Ginjinha. The sweet liquor prepared using sour cherries is a traditional Portuguese drink, which has been consumed for more than 200 years in the country and is still the favorite drink of the natives. It is available in every cafe and bar in the country and normally served in shots and in chocolate cups in Obidos festivals.
Port. The very much local drink, port is a mixture of wine with strong alcohol, which was initially made for long voyages by Portuguese. Later, after the British invasion, port became one of the most exported drinks for its refined taste. Even today, the sweet, strong alcoholic drink is quite popular during parties and dinners, but be careful not to overdo the drink because it is strongly alcoholic.
Vinho Verde. A wine exclusive to Portugal is vinho verde or "green wine". This fresh, fruity wine hails from a demarcated region in northwest Portugal bordered by the Minho River. White vinho verde is most common, but despite the apparent oxymoron, it's also available as red and rosé.
Licor Beirão. This traditional Portuguese drink with an alcohol by volume of 22% is what you can call a global drink. While it’s made with a recipe considered to be trade secret, ingredients are sourced from different parts of the world, including Brazil and Malaysia. Licor Beirão is made in the village of Lousa with several herbs, plants, and seeds through a double distillation process. It’s common to find locals consuming the drink as a digestive, with ice, or just the way it is.
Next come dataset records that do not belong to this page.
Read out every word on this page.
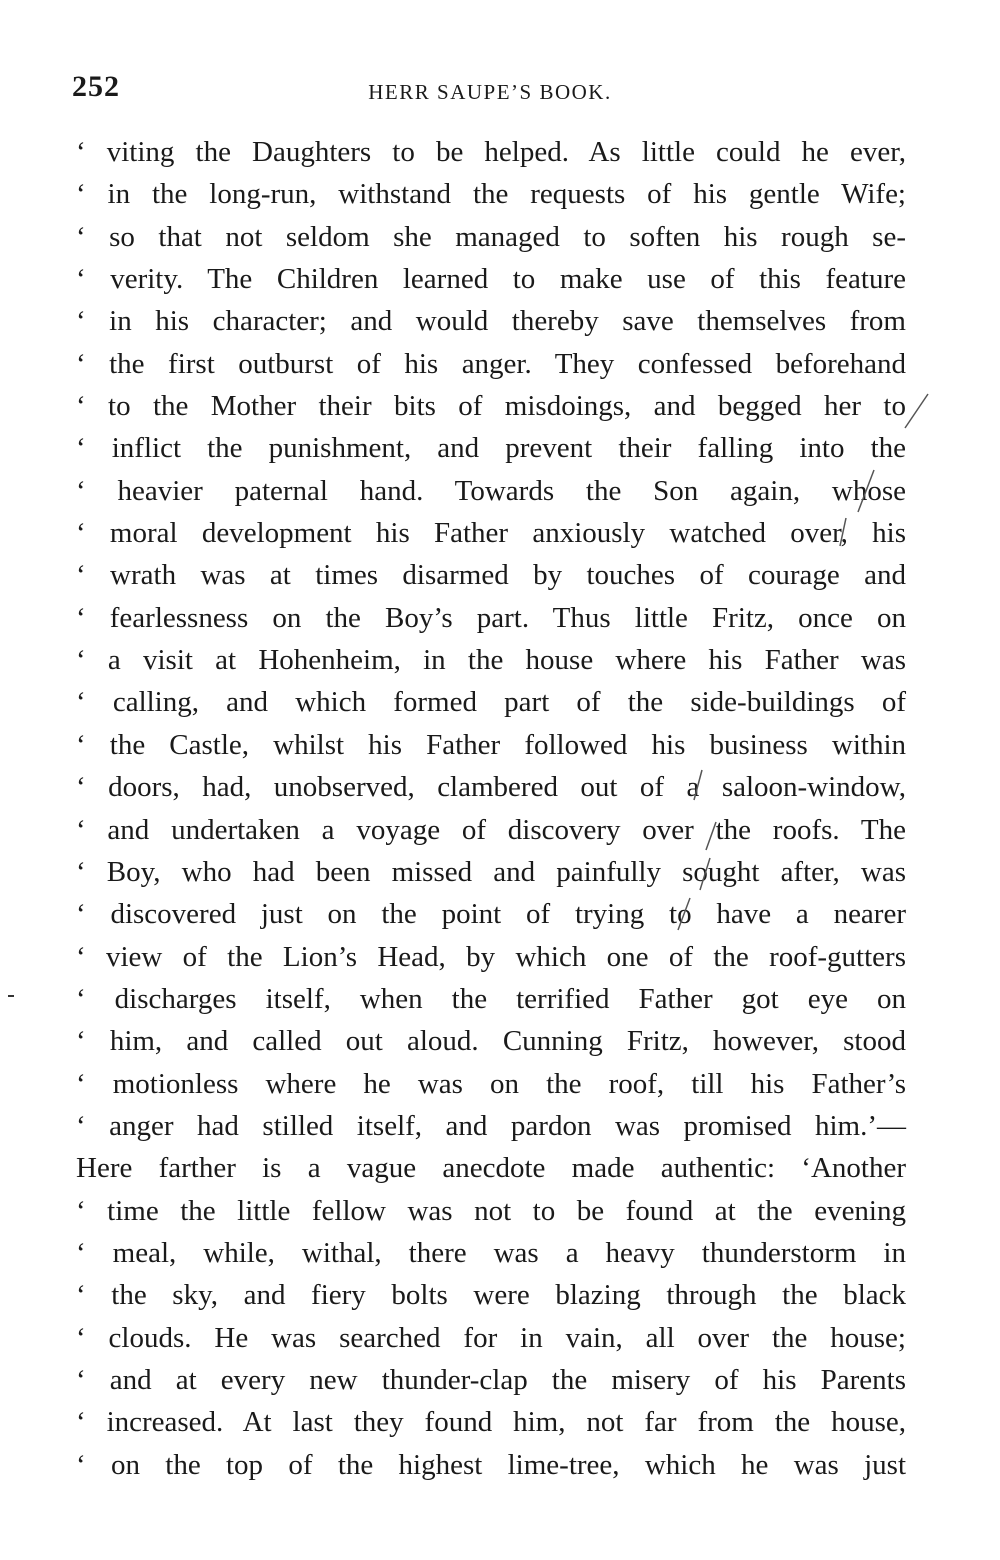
252	HERR SAUPE’S BOOK.
‘ viting the Daughters to be helped. As little could he ever,
‘ in the long-run, withstand the requests of his gentle Wife;
‘ so that not seldom she managed to soften his rough se-
‘ verity. The Children learned to make use of this feature
‘ in his character; and would thereby save themselves from
‘ the first outburst of his anger. They confessed beforehand
‘ to the Mother their bits of misdoings, and begged her to
‘ inflict the punishment, and prevent their falling into the
‘ heavier paternal hand. Towards the Son again, whose
‘ moral development his Father anxiously watched over, his
‘ wrath was at times disarmed by touches of courage and
‘ fearlessness on the Boy’s part. Thus little Fritz, once on
‘ a visit at Hohenheim, in the house where his Father was
‘ calling, and which formed part of the side-buildings of
‘ the Castle, whilst his Father followed his business within
‘ doors, had, unobserved, clambered out of a saloon-window,
‘ and undertaken a voyage of discovery over the roofs. The
‘ Boy, who had been missed and painfully sought after, was
‘ discovered just on the point of trying to have a nearer
‘ view of the Lion’s Head, by which one of the roof-gutters
‘ discharges itself, when the terrified Father got eye on
‘ him, and called out aloud. Cunning Fritz, however, stood
‘ motionless where he was on the roof, till his Father’s
‘ anger had stilled itself, and pardon was promised him.’—
Here farther is a vague anecdote made authentic: ‘Another
‘ time the little fellow was not to be found at the evening
‘ meal, while, withal, there was a heavy thunderstorm in
‘ the sky, and fiery bolts were blazing through the black
‘ clouds. He was searched for in vain, all over the house;
‘ and at every new thunder-clap the misery of his Parents
‘ increased. At last they found him, not far from the house,
‘ on the top of the highest lime-tree, which he was just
Medronho. Medronho (Aguardente de Medronhos) is a spirit that’s made from Medronho berries, which grow wild throughout Portugal especially in the Algarve and Altentejo regions. While you can buy it in supermarkets, a lot of people in Portugal make Medronho at home or buy it from somebody who makes it at home. The supermarket Medronhos typically have around 40% alcohol, similar to vodka or whisky, but the homepage varieties can be a lot more potent.